Foram feitas mudanças nas edições seguintes?
Luiz Pinto: A partir da terceira edição aproveitei para fazer ajustes em algumas páginas, pois na primeira havia quadros com excesso de texto, devido a urgência em finalizar o trabalho dentro do prazo. Redesenhei algumas páginas, distribuindo melhor os textos. Nas páginas finais coloquei as mudanças realizadas, para que o leitor fizesse a comparação. Essas alterações foram necessárias para recuperar a agilidade e a objetividade da linguagem dos quadrinhos, recobrando essa característica fundamental na leitura de HQ.
Capas das edições anteriores
Como é possível definir esse trabalho?
Luiz Pinto: A revista do Círio é o que chamamos de “quadrinho de autor”, pois sou responsável pela pesquisa, pelo roteiro e demais etapas do processo de criação. Enquanto uma revista de super-herói das grandes editoras mobiliza uma grande equipe – às vezes um profissional para cada etapa -, a HQ do Círio é um trabalho individual. Foi difícil, pois na época não tinha nenhum patrocínio, mas é um trabalho que me trouxe muita satisfação profissional.
O que chama tua atenção na história do Círio?

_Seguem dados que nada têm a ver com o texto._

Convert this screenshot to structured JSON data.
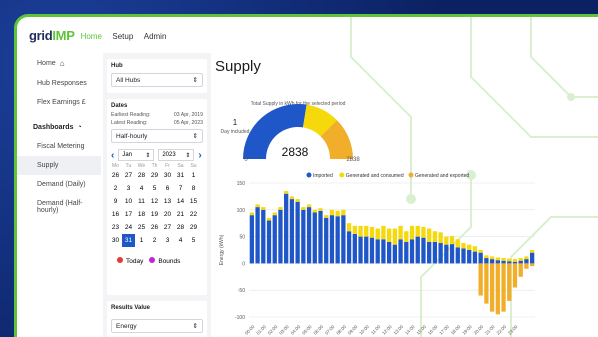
{
  "app": {
    "logo_prefix": "grid",
    "logo_suffix": "IMP",
    "nav": [
      "Home",
      "Setup",
      "Admin"
    ]
  },
  "sidebar": {
    "items": [
      {
        "label": "Home",
        "icon": "home-icon"
      },
      {
        "label": "Hub Responses"
      },
      {
        "label": "Flex Earnings £"
      }
    ],
    "section": {
      "label": "Dashboards",
      "icon": "dashboard-icon"
    },
    "sub_items": [
      "Fiscal Metering",
      "Supply",
      "Demand (Daily)",
      "Demand (Half-hourly)"
    ]
  },
  "filters": {
    "hub_label": "Hub",
    "hub_value": "All Hubs",
    "dates_label": "Dates",
    "earliest_label": "Earliest Reading:",
    "earliest_value": "03 Apr, 2019",
    "latest_label": "Latest Reading:",
    "latest_value": "05 Apr, 2023",
    "interval_value": "Half-hourly",
    "results_label": "Results Value",
    "results_value": "Energy"
  },
  "calendar": {
    "month": "Jan",
    "year": "2023",
    "dow": [
      "Mo",
      "Tu",
      "We",
      "Th",
      "Fr",
      "Sa",
      "Su"
    ],
    "weeks": [
      [
        "26",
        "27",
        "28",
        "29",
        "30",
        "31",
        "1"
      ],
      [
        "2",
        "3",
        "4",
        "5",
        "6",
        "7",
        "8"
      ],
      [
        "9",
        "10",
        "11",
        "12",
        "13",
        "14",
        "15"
      ],
      [
        "16",
        "17",
        "18",
        "19",
        "20",
        "21",
        "22"
      ],
      [
        "23",
        "24",
        "25",
        "26",
        "27",
        "28",
        "29"
      ],
      [
        "30",
        "31",
        "1",
        "2",
        "3",
        "4",
        "5"
      ]
    ],
    "today_label": "Today",
    "bounds_label": "Bounds",
    "today_color": "#e53935",
    "bounds_color": "#c026d3"
  },
  "main": {
    "title": "Supply",
    "gauge_caption": "Total Supply in kWh for the selected period",
    "days_value": "1",
    "days_label": "Day included",
    "gauge_min": "0",
    "gauge_value": "2838",
    "gauge_max": "2838",
    "segments": [
      {
        "name": "Imported",
        "value": 0.55,
        "color": "#1f57c8"
      },
      {
        "name": "Generated and consumed",
        "value": 0.2,
        "color": "#f5d90a"
      },
      {
        "name": "Generated and exported",
        "value": 0.25,
        "color": "#f0ae2a"
      }
    ]
  },
  "chart_data": {
    "type": "bar",
    "ylabel": "Energy (kWh)",
    "ylim": [
      -100,
      150
    ],
    "yticks": [
      150,
      100,
      50,
      0,
      -50,
      -100
    ],
    "xticks": [
      "00:00",
      "01:00",
      "02:00",
      "03:00",
      "04:00",
      "05:00",
      "06:00",
      "07:00",
      "08:00",
      "09:00",
      "10:00",
      "11:00",
      "12:00",
      "13:00",
      "14:00",
      "15:00",
      "16:00",
      "17:00",
      "18:00",
      "19:00",
      "20:00",
      "21:00",
      "22:00",
      "23:00"
    ],
    "legend": [
      "Imported",
      "Generated and consumed",
      "Generated and exported"
    ],
    "series": [
      {
        "name": "Imported",
        "color": "#1f57c8",
        "values": [
          90,
          105,
          100,
          80,
          90,
          100,
          130,
          120,
          115,
          100,
          105,
          95,
          98,
          85,
          90,
          88,
          90,
          60,
          55,
          50,
          50,
          48,
          45,
          45,
          40,
          35,
          45,
          40,
          45,
          50,
          48,
          40,
          40,
          38,
          35,
          36,
          30,
          28,
          25,
          22,
          20,
          10,
          8,
          6,
          5,
          4,
          3,
          5,
          8,
          20
        ]
      },
      {
        "name": "Generated and consumed",
        "color": "#f5d90a",
        "values": [
          5,
          5,
          5,
          5,
          5,
          5,
          5,
          5,
          5,
          5,
          5,
          5,
          5,
          5,
          10,
          10,
          10,
          15,
          15,
          20,
          20,
          20,
          20,
          25,
          25,
          30,
          25,
          20,
          25,
          20,
          20,
          25,
          20,
          20,
          15,
          15,
          15,
          10,
          10,
          10,
          5,
          5,
          5,
          5,
          5,
          5,
          5,
          5,
          5,
          5
        ]
      },
      {
        "name": "Generated and exported",
        "color": "#f0ae2a",
        "values": [
          0,
          0,
          0,
          0,
          0,
          0,
          0,
          0,
          0,
          0,
          0,
          0,
          0,
          0,
          0,
          0,
          0,
          0,
          0,
          0,
          0,
          0,
          0,
          0,
          0,
          0,
          0,
          0,
          0,
          0,
          0,
          0,
          0,
          0,
          0,
          0,
          0,
          0,
          0,
          0,
          -60,
          -75,
          -90,
          -95,
          -90,
          -70,
          -45,
          -25,
          -10,
          -5
        ]
      }
    ]
  }
}
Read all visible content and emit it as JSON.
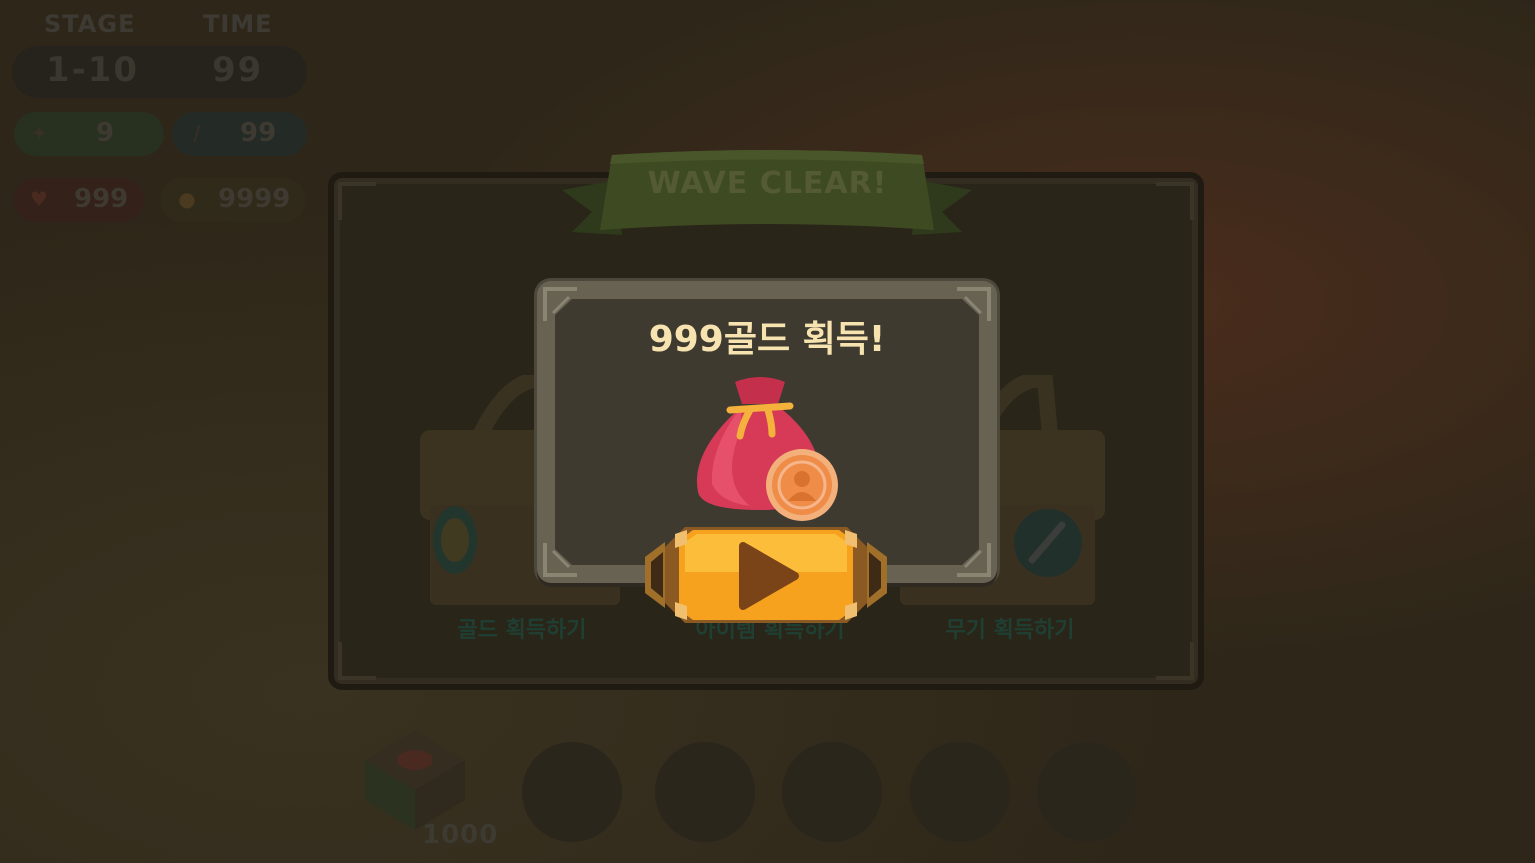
{
  "hud": {
    "stage_label": "STAGE",
    "time_label": "TIME",
    "stage_value": "1-10",
    "time_value": "99",
    "stat1_value": "9",
    "stat2_value": "99",
    "stat3_value": "999",
    "stat4_value": "9999"
  },
  "banner": {
    "title": "WAVE CLEAR!"
  },
  "rewards": {
    "left_label": "골드 획득하기",
    "center_label": "아이템 획득하기",
    "right_label": "무기 획득하기"
  },
  "bottom": {
    "count": "1000"
  },
  "popup": {
    "title": "999골드 획득!"
  },
  "colors": {
    "popup_title": "#f6e3b0",
    "play_button": "#f7a21e",
    "bag": "#d23a55",
    "coin": "#f2904a"
  },
  "icons": {
    "play": "play-icon",
    "bag": "money-bag-icon",
    "coin": "coin-icon"
  }
}
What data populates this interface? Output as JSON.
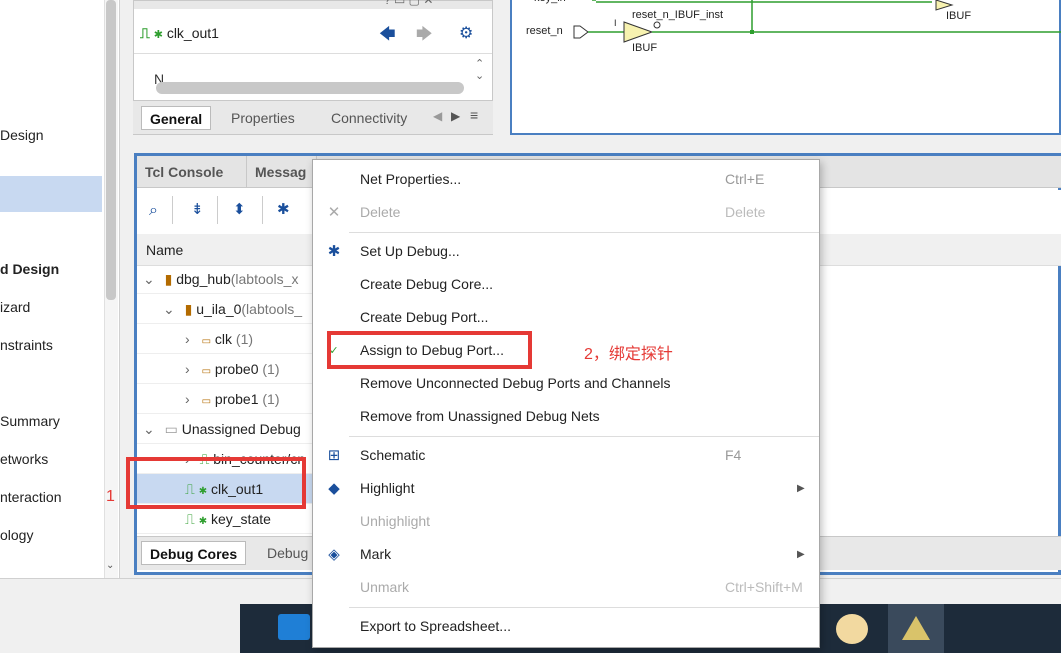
{
  "left_nav": {
    "items": [
      {
        "label": "Design",
        "bold": false
      },
      {
        "label": "d Design",
        "bold": true
      },
      {
        "label": "izard",
        "bold": false
      },
      {
        "label": "nstraints",
        "bold": false
      },
      {
        "label": "Summary",
        "bold": false
      },
      {
        "label": "etworks",
        "bold": false
      },
      {
        "label": "nteraction",
        "bold": false
      },
      {
        "label": "ology",
        "bold": false
      }
    ]
  },
  "properties_panel": {
    "net_name": "clk_out1",
    "body_text": "N",
    "tabs": [
      "General",
      "Properties",
      "Connectivity"
    ],
    "active_tab": "General"
  },
  "schematic": {
    "labels": {
      "key_in": "key_in",
      "reset_n": "reset_n",
      "inst": "reset_n_IBUF_inst",
      "pin_i": "I",
      "pin_o": "O",
      "ibuf1": "IBUF",
      "ibuf2": "IBUF"
    }
  },
  "debug_panel": {
    "tabs": [
      "Tcl Console",
      "Messag"
    ],
    "tree_header": "Name",
    "rows": [
      {
        "name": "dbg_hub",
        "suffix": "(labtools_x",
        "level": 0
      },
      {
        "name": "u_ila_0",
        "suffix": "(labtools_",
        "level": 1
      },
      {
        "name": "clk",
        "suffix": " (1)",
        "level": 2
      },
      {
        "name": "probe0",
        "suffix": " (1)",
        "level": 2
      },
      {
        "name": "probe1",
        "suffix": " (1)",
        "level": 2
      },
      {
        "name": "Unassigned Debug",
        "suffix": "",
        "level": 0
      },
      {
        "name": "bin_counter/cn",
        "suffix": "",
        "level": 1
      },
      {
        "name": "clk_out1",
        "suffix": "",
        "level": 1
      },
      {
        "name": "key_state",
        "suffix": "",
        "level": 1
      }
    ],
    "bottom_tabs": [
      "Debug Cores",
      "Debug"
    ],
    "active_bottom_tab": "Debug Cores"
  },
  "context_menu": {
    "items": {
      "net_properties": {
        "label": "Net Properties...",
        "shortcut": "Ctrl+E"
      },
      "delete": {
        "label": "Delete",
        "shortcut": "Delete"
      },
      "set_up_debug": {
        "label": "Set Up Debug..."
      },
      "create_debug_core": {
        "label": "Create Debug Core..."
      },
      "create_debug_port": {
        "label": "Create Debug Port..."
      },
      "assign_to_debug_port": {
        "label": "Assign to Debug Port..."
      },
      "remove_unconnected": {
        "label": "Remove Unconnected Debug Ports and Channels"
      },
      "remove_from_unassigned": {
        "label": "Remove from Unassigned Debug Nets"
      },
      "schematic": {
        "label": "Schematic",
        "shortcut": "F4"
      },
      "highlight": {
        "label": "Highlight"
      },
      "unhighlight": {
        "label": "Unhighlight"
      },
      "mark": {
        "label": "Mark"
      },
      "unmark": {
        "label": "Unmark",
        "shortcut": "Ctrl+Shift+M"
      },
      "export": {
        "label": "Export to Spreadsheet..."
      }
    }
  },
  "annotations": {
    "step1": "1",
    "step2": "2，绑定探针"
  },
  "colors": {
    "accent_blue": "#4a7fc1",
    "selection": "#c8d9f1",
    "annotation_red": "#e53935",
    "net_green": "#2e9e2e"
  }
}
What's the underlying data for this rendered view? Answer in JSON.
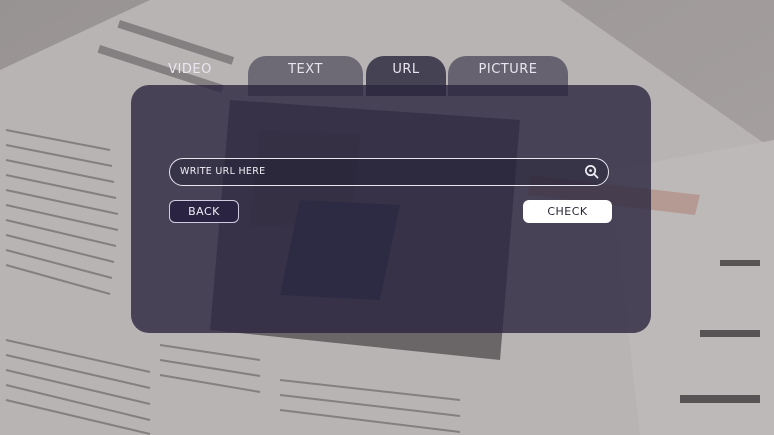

Luiz Pinto: A história do Círio é fascinante. A devoção começa em 1182, em Portugal, com o milagre envolvendo o nobre português D. Fuas Roupinho. A imagem de Nossa Senhora reverenciada em Portugal seria uma cópia de Maria, esculpida na Galileia, teria passado pelas mãos de São Jerônimo e Santo Agostinho, e escapado a várias perseguições durante séculos. Além dessa viagem pela Europa, tem as histórias que cercam a imagem em Belém, desde o achado pelo Plácido até o primeiro Círio, em 1793, passando por questões políticas e polêmicas provocadas pelas várias mudanças ocorridas na procissão com o passar dos anos, incluindo o crescimento da festividade, que hoje conta com mais de 10 romarias.
A história do Círio extrapola o aspecto religioso?
Luiz Pinto: Com certeza! A revista não é direcionada apenas à população católica e a pessoas de outras religiões que se identificam com o Círio e a devoção a Maria. É uma revista feita para levar a riqueza dessa história a todas as camadas da população. O Círio há muito tempo é um dos mais fortes ícones da cultura paraense, além de ter se tornado um grande evento turístico, que atrai para Belém milhares de pessoas de outros estados e países. Ele reúne vários aspectos, como a receptividade do povo, a criatividade, a alegria do paraense, a confraternização em torno da mesa farta, a solidariedade no acolhimento aos romeiros e, obviamente, as inúmeras manifestações de fé. Seja religioso, ou não, é impossível não se emocionar, não se deixar envolver por essa atmosfera que toma conta de Belém nessa época do ano.
Em vários países, as histórias em quadrinhos, já denominadas de nona arte, ganham nomes e estilos diversos. Publicadas em livros, revistas, álbuns ou jornais, elas recebem em Portugal o nome de Banda Desenhada, e na França, Bande Dessinée. Nos Estados Unidos, grande centro dos quadrinhos de aventura, são os Comics, e no Japão, os mundialmente famosos Mangás. Para os italianos são Fumetti (alusão aos balões dos diálogos, que parecem fumaça saindo das bocas dos personagens), e para os espanhóis, os Tebeos. Na Argentina, as HQs são Historietas; em Cuba, Muñequitos; na Coreia do Sul, Manhwas, e na China, Manhuas.
Independentemente da forma como são conhecidas, as HQs estão presentes na história desde a antiguidade. Pinturas rupestres, os hieróglifos egípcios e as tapeçarias da Idade Média são considerados pelos estudiosos como a origem desse gênero de arte, que une literatura e imagens desenhadas ou pintadas.